Is it possible to have an LLM always give a consistent output?

2 points | by twosdai 12 hours ago

7 comments

yorwba 11 hours ago
Deterministic output is a property of the inference framework, not the model. E.g.
https://docs.sglang.ai/advanced_features/deterministic_infer...
https://github.com/ggml-org/llama.cpp/pull/16016
[-]
- twosdai 11 hours ago
  Really appreciate this, this is exactly what I was looking for.
vunderba 11 hours ago
Do you mean:
Given a user input X/Y/Z that "resolves" to the target information of "sky color", respond with "Purple"?
That sounds to me more like sticking a classifier and/or vector similarity database interceptor in front of an LLM and pre-empt with cached response.
Otherwise I'm not sure I understand the question.

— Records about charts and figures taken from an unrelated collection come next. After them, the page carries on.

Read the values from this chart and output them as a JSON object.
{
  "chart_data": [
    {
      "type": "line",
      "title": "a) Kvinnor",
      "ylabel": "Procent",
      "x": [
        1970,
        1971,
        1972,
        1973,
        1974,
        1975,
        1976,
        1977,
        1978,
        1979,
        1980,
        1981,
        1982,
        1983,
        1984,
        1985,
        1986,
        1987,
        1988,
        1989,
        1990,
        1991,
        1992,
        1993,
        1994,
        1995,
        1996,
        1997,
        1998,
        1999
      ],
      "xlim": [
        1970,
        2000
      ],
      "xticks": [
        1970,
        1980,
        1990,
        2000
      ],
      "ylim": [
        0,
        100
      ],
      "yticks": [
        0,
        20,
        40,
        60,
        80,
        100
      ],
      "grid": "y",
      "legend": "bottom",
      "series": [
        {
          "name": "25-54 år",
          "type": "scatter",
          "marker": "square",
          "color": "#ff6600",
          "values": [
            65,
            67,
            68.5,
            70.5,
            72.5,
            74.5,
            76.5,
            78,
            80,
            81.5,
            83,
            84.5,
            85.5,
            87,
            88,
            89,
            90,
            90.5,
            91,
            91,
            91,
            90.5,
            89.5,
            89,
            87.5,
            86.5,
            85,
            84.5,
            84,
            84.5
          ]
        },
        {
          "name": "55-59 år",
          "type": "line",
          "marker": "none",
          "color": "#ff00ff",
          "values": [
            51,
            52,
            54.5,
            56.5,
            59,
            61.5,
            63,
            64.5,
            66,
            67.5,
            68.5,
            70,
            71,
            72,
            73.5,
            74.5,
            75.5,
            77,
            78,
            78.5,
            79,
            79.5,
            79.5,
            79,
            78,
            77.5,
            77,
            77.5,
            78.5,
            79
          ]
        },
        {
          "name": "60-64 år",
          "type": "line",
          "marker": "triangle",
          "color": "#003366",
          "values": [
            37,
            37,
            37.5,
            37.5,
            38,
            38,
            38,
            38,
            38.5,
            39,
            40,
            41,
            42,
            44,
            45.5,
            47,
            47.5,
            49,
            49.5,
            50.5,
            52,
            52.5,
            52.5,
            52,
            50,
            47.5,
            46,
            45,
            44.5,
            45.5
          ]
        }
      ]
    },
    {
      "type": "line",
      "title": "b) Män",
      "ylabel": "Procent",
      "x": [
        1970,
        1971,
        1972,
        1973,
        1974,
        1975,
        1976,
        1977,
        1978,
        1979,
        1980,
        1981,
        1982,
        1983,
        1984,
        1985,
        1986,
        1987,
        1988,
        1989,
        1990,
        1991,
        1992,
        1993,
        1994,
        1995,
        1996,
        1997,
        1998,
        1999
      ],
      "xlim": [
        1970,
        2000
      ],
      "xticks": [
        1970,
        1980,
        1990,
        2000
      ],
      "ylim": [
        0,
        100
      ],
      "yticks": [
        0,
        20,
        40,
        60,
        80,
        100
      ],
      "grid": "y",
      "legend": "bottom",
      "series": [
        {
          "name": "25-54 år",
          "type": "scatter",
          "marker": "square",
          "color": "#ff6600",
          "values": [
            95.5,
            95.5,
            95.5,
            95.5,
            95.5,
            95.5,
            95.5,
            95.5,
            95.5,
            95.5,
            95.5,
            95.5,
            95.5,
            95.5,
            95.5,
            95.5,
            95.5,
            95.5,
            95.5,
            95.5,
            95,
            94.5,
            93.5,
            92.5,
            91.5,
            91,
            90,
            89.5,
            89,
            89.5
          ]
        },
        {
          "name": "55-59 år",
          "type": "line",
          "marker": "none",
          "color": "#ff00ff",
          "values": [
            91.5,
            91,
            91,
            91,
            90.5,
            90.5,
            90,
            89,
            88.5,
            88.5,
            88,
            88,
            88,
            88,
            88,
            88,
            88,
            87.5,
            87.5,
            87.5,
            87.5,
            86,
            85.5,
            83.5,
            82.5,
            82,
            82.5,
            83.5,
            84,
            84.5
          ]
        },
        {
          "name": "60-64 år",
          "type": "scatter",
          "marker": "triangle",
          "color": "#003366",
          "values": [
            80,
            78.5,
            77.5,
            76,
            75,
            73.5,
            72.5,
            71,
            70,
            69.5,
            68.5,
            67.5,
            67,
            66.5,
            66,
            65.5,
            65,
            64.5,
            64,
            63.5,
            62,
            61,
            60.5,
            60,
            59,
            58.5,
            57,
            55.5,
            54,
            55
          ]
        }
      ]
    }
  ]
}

If you just want EXACT TOKEN INPUT => EXACT TOKEN OUTPUT then it's just a KVP as @danenania mentioned.
twosdai 12 hours ago
To clarify I am valuing consistency in the output to the token level, not the actual information of the content.
compressedgas 11 hours ago
Use a fixed sampler seed.
danenania 11 hours ago
If you need this, could you just put your own kv cache in front?
cratermoon 11 hours ago
maybe, if you set the temperature to 0, but by nature the math is stochastic, not deterministic.